Dans votre écosystème propre, quels sont vos concurrents ?

Avant de parler de nos concurrents, j’aimerais évoquer le réseau d’experts au service de la R&D sur lequel nous nous appuyons. L’université du Connecticut, Charité-Berlin, Imperial College of London, Trentino Innovation Hub… Autant de pôles d’excellence dont le savoir-faire rayonne à travers celui d’Ikonysis, et qui représentent de forts leviers de croissance. C’est ce qui nous permet notamment de nous caractériser à la fois par notre capacité élevée à caractériser l’intégralité de la cellule étudiée, et à identifier et sélectionner l’ensemble des cellules. Nos concurrents comme Grail ou Guardant peinent à atteindre ces deux objectifs. Même Angle n’atteint pas notre niveau dans l’automatisation complète de la robotique de laboratoire. Disons pour simplifier que, dans le domaine du FISH, notre approche est différenciée. Et qu’elle est avant-gardiste dans le domaine du CTC.

On imagine que la recherche sur les cancers et les maladies infectieuses représentent un secteur très attractif économiquement…

Et c’est le cas, à cause de la transition démographique entraînant le vieillissement de la population et le développement de la médecine personnalisée. Dans notre domaine, cela fait des cancers et maladies infectieuses le moteur d’une forte croissance. C’est déjà vrai du FISH, dont le dynamisme se maintient avec une croissance annuelle de l’ordre de 8 % pour un volume global de 1,772 milliards de dollars attendu en 2024. Mais l’accélération attendue du CTC, de l’ordre de 25 % par an entre 2019 et 2024, va très fortement doper la croissance d’Ikonysis.
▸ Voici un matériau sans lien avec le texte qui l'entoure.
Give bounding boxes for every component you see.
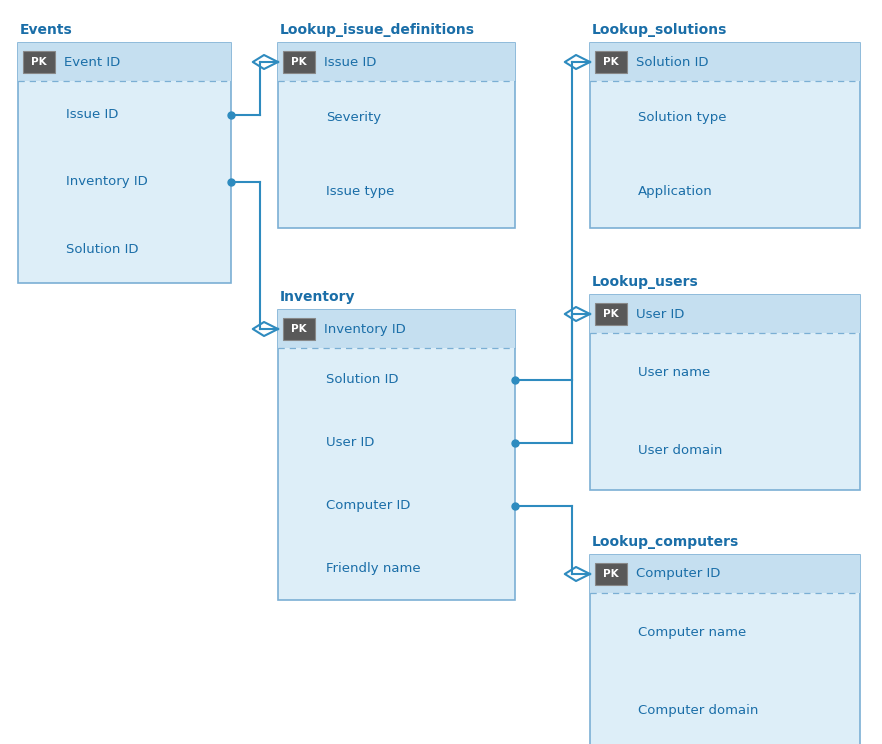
FancyBboxPatch shape [590,295,860,333]
FancyBboxPatch shape [590,555,860,744]
Text: PK: PK [603,309,619,319]
Text: Solution ID: Solution ID [636,56,708,68]
Text: Application: Application [638,185,713,198]
Text: Computer ID: Computer ID [326,499,410,512]
Text: Friendly name: Friendly name [326,562,421,575]
Text: Computer ID: Computer ID [636,568,721,580]
Text: Inventory ID: Inventory ID [324,322,406,336]
Text: Issue ID: Issue ID [66,108,118,121]
Text: User domain: User domain [638,444,722,458]
FancyBboxPatch shape [23,51,55,73]
FancyBboxPatch shape [278,310,515,600]
Text: Event ID: Event ID [64,56,120,68]
Text: PK: PK [291,57,307,67]
Text: Inventory ID: Inventory ID [66,176,148,188]
FancyBboxPatch shape [278,43,515,228]
Text: Lookup_issue_definitions: Lookup_issue_definitions [280,23,475,37]
Text: Solution ID: Solution ID [66,243,138,256]
FancyBboxPatch shape [590,555,860,593]
Text: Events: Events [20,23,72,37]
FancyBboxPatch shape [278,43,515,81]
Text: User name: User name [638,366,710,379]
Text: Issue type: Issue type [326,185,394,198]
FancyBboxPatch shape [283,318,315,340]
Text: PK: PK [291,324,307,334]
Text: PK: PK [603,569,619,579]
Text: Lookup_computers: Lookup_computers [592,535,739,549]
Text: User ID: User ID [326,436,374,449]
Text: User ID: User ID [636,307,684,321]
Text: PK: PK [603,57,619,67]
FancyBboxPatch shape [283,51,315,73]
Text: Issue ID: Issue ID [324,56,377,68]
FancyBboxPatch shape [595,51,627,73]
Text: Lookup_solutions: Lookup_solutions [592,23,728,37]
Text: Severity: Severity [326,112,381,124]
FancyBboxPatch shape [18,43,231,283]
FancyBboxPatch shape [278,310,515,348]
Text: PK: PK [31,57,47,67]
FancyBboxPatch shape [595,303,627,325]
FancyBboxPatch shape [590,295,860,490]
Text: Lookup_users: Lookup_users [592,275,699,289]
Text: Inventory: Inventory [280,290,355,304]
Text: Solution type: Solution type [638,112,727,124]
FancyBboxPatch shape [18,43,231,81]
Text: Computer name: Computer name [638,626,746,639]
FancyBboxPatch shape [590,43,860,228]
FancyBboxPatch shape [595,563,627,585]
Text: Computer domain: Computer domain [638,705,759,717]
Text: Solution ID: Solution ID [326,373,399,386]
FancyBboxPatch shape [590,43,860,81]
Le poids de ce marché de la biopsie liquide va ainsi passer en cinq ans de 470 millions de dollars à 1,580 milliards. Sur ce marché s’exprime aussi une forte demande pour des systèmes entièrement automatisés, permettant de décharger les pathologistes d’une partie de leurs tâches et d’améliorer ainsi le workflow.

Quelle croissance visez-vous, et sur quels marchés prioritairement ?

Nous nous concentrons sur nos deux marchés historiques, qui sont les États-Unis et l’Europe. À l’Ouest de l’Atlantique, nous ciblons pour les quatre prochaines années les 800 laboratoires ayant le débit d’échantillons le plus élevés, 480 dépendant d’hôpitaux et 320 étant des laboratoires commerciaux. Côté Est, nous avons l’ambition de toucher 650 sites, 400 dans des hôpitaux et 150 laboratoires commerciaux, mais aussi une centaine dans des pays hors de l’Union Européenne. De façon générale, nous ciblerons aussi les laboratoires souhaitant effectuer des tests FISH, mais qui ne le faisait pas jusqu’à présent faute de ressources.

Pour atteindre ces objectifs de croissance, quelle stratégie commerciale allez-vous adopter ?

Cela dépendra des territoires, à cause notamment de notre antériorité sur certains d’entre eux. C’est le cas des États-Unis, avec la mise en place de comptes clés et d’une commercialisation en direct dans 8 régions. C’est aussi ce que nous avons choisi pour la France, l’Allemagne, l’Italie, l’Espagne et le Royaume-Uni. Pour le reste des États-Unis, l’Alaska, le Canada et l’Amérique du Sud, comme pour le reste de l’Union Européenne, nous passerons par un réseau de distribution. Notre ambition est la mise sur pied immédiate d’une organisation commerciale forte, seule capable de nous mener vers une pénétration réussie du marché. Cette stratégie se trouve renforcée par l’aspect récurrent de notre business, induit par l’utilisation de consommables, d’applications logicielles et de contrats de services.

Est-ce la raison principale de la levée de fond que vous réalisez sur Euronext Growth ?


En effet, la mise en place d’une couverture destinée à nous positionner efficacement sur les marchés américain et européen représente 70 % de la somme de 6,1 millions d’euros que nous avons l’ambition de récolter via cette opération. Le reste de l’enveloppe sera destiné à alimenter notre besoin en fonds de roulement et à poursuivre nos indispensables efforts de R&D pour maintenir l’excellence de notre plateforme Ikonoscope. De quoi préparer en toute sérénité le lancement de nos nouveaux produits particulièrement prometteurs à partir de 2023.